Accountants missing disclosure facility opportunities, finds CCW
An alarming portion of accountants are failing to refer clients to tax liability disclosure facilities, Crowe Clark Whitehill finds
An alarming portion of accountants are failing to refer clients to tax liability disclosure facilities, Crowe Clark Whitehill finds
ACCOUNTANTS are potentially missing opportunities to square their clients’ tax affairs with HM Revenue & Customs through beneficial disclosure facilities, top 20 firm Crowe Clark Whitehill has found in its fourth annual survey of general practitioner accountants.
The findings suggest that every accountant has clients who would benefit from making a properly managed disclosure under one of the available HMRC facilities, but a lack of understanding of the facilities means that it is not happening.
Where a facility is used, CCW found the most popular disclosure mechanism was the Liechtenstein Disclosure Facility (LDF) which is a cost efficient way of resolving tax irregularities with HMRC, not just Liechtenstein or other offshore issues.
The survey suggests it is likely most advisers have at least two clients who have not told them of offshore assets, but a quarter of accountants had not made their clients aware of the LDF and said that nothing would persuade them to change their approach.
“This is worrying in view of the number of people who potentially need to make a disclosure but have not been apprised of the relatively smooth and beneficial option provided by the LDF,” CCW said of its findings. “Once the LDF has closed in 2016, it is likely that HMRC will treat those who had an opportunity to come forward and did not, harshly. This could include the possibility of criminal prosecution. Advisers who failed to inform clients of all avenues available to them in these circumstances expose themselves to serious risk.”
Alarmingly, a fifth of respondents were not aware of the Isle of Man and Channel Islands Disclosure Facilities and a further 57% claimed to have no detailed knowledge of them. The survey shows that most, if not all, advisers have clients who would benefit from making a disclosure via an HMRC facility.
“As this is the case, advisers have a duty to be armed with as much knowledge on the subject as possible.
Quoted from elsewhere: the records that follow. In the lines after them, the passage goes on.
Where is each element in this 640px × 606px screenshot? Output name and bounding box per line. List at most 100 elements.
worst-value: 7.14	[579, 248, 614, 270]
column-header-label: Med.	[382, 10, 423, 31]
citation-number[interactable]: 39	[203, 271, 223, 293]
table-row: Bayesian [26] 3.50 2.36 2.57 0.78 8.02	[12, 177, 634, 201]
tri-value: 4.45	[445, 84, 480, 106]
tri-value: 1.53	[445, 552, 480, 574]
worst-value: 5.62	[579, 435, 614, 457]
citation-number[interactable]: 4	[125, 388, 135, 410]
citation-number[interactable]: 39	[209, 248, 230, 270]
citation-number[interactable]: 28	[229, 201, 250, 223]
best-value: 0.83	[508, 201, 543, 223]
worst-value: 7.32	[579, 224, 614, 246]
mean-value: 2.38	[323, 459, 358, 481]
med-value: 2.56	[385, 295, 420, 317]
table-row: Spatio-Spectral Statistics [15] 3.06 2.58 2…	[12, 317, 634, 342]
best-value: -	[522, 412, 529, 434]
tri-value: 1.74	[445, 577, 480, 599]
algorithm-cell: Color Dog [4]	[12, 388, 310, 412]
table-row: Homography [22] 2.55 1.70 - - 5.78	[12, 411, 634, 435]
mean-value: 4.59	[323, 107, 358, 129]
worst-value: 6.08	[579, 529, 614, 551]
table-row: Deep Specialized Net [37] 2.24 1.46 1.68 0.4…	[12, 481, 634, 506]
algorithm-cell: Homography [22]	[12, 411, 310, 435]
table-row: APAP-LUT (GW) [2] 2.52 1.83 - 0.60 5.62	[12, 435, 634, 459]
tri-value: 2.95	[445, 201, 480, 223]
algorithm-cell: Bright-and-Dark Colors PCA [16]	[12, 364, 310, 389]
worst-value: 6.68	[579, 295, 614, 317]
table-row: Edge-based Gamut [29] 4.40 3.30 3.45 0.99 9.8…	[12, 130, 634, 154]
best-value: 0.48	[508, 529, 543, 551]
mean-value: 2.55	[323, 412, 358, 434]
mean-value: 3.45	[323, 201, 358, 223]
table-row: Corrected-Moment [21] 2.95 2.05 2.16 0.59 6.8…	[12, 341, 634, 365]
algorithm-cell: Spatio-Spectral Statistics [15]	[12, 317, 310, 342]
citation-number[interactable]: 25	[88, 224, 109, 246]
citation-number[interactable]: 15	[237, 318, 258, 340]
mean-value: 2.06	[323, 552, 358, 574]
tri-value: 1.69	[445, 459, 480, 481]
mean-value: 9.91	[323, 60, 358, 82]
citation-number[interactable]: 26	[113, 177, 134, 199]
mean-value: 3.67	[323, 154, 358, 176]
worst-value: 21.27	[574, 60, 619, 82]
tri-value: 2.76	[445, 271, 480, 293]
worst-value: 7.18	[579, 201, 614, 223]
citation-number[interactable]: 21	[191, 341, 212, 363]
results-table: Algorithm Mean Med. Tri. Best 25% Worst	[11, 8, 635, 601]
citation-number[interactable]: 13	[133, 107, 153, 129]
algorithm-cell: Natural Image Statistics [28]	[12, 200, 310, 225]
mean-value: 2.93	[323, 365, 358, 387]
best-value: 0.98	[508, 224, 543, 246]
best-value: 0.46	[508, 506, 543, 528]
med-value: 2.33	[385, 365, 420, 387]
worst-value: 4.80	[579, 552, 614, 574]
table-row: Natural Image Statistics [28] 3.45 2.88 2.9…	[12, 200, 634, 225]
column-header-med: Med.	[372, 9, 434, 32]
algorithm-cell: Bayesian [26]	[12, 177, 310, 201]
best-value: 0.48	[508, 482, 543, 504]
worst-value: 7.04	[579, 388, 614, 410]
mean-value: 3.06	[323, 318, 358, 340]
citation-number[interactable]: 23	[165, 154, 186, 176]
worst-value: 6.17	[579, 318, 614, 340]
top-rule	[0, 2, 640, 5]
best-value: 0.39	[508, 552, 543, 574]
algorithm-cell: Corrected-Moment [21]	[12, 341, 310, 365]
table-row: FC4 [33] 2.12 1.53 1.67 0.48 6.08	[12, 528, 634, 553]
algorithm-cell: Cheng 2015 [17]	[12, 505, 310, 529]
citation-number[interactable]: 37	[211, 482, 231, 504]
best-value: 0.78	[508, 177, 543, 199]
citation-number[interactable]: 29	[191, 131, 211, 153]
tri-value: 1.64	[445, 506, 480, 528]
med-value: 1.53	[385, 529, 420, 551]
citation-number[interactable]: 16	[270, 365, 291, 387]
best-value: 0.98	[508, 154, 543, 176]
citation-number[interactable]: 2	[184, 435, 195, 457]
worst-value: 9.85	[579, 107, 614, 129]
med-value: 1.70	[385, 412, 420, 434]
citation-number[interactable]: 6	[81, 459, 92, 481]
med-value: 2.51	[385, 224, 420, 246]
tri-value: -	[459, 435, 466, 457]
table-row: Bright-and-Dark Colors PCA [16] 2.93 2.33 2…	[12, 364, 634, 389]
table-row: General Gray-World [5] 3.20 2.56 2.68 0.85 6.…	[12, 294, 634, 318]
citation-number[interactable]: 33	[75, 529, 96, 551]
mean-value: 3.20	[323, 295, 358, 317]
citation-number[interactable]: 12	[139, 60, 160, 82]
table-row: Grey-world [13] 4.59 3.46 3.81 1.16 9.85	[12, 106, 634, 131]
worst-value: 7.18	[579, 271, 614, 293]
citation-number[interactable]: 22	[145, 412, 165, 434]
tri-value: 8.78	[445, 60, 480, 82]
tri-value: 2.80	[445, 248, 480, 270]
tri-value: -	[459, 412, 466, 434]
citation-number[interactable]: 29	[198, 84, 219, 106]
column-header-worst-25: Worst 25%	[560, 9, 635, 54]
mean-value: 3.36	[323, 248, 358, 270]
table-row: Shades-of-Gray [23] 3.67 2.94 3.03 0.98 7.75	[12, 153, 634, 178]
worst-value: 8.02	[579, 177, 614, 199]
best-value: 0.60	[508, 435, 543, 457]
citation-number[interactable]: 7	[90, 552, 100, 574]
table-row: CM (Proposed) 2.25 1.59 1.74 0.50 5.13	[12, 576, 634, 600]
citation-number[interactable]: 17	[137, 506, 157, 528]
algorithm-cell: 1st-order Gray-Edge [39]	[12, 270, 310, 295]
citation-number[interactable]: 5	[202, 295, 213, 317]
Many professional publications and several national newspapers have carried regular pieces detailing the facilities launched by HMRC and so information is readily available.
“Advisers who are unable to adequately advise their clients of the best or most beneficial route to take may face professional negligence claims at a later date so either need to acquire the knowledge themselves or refer any affected clients to a specialist,” CCW said.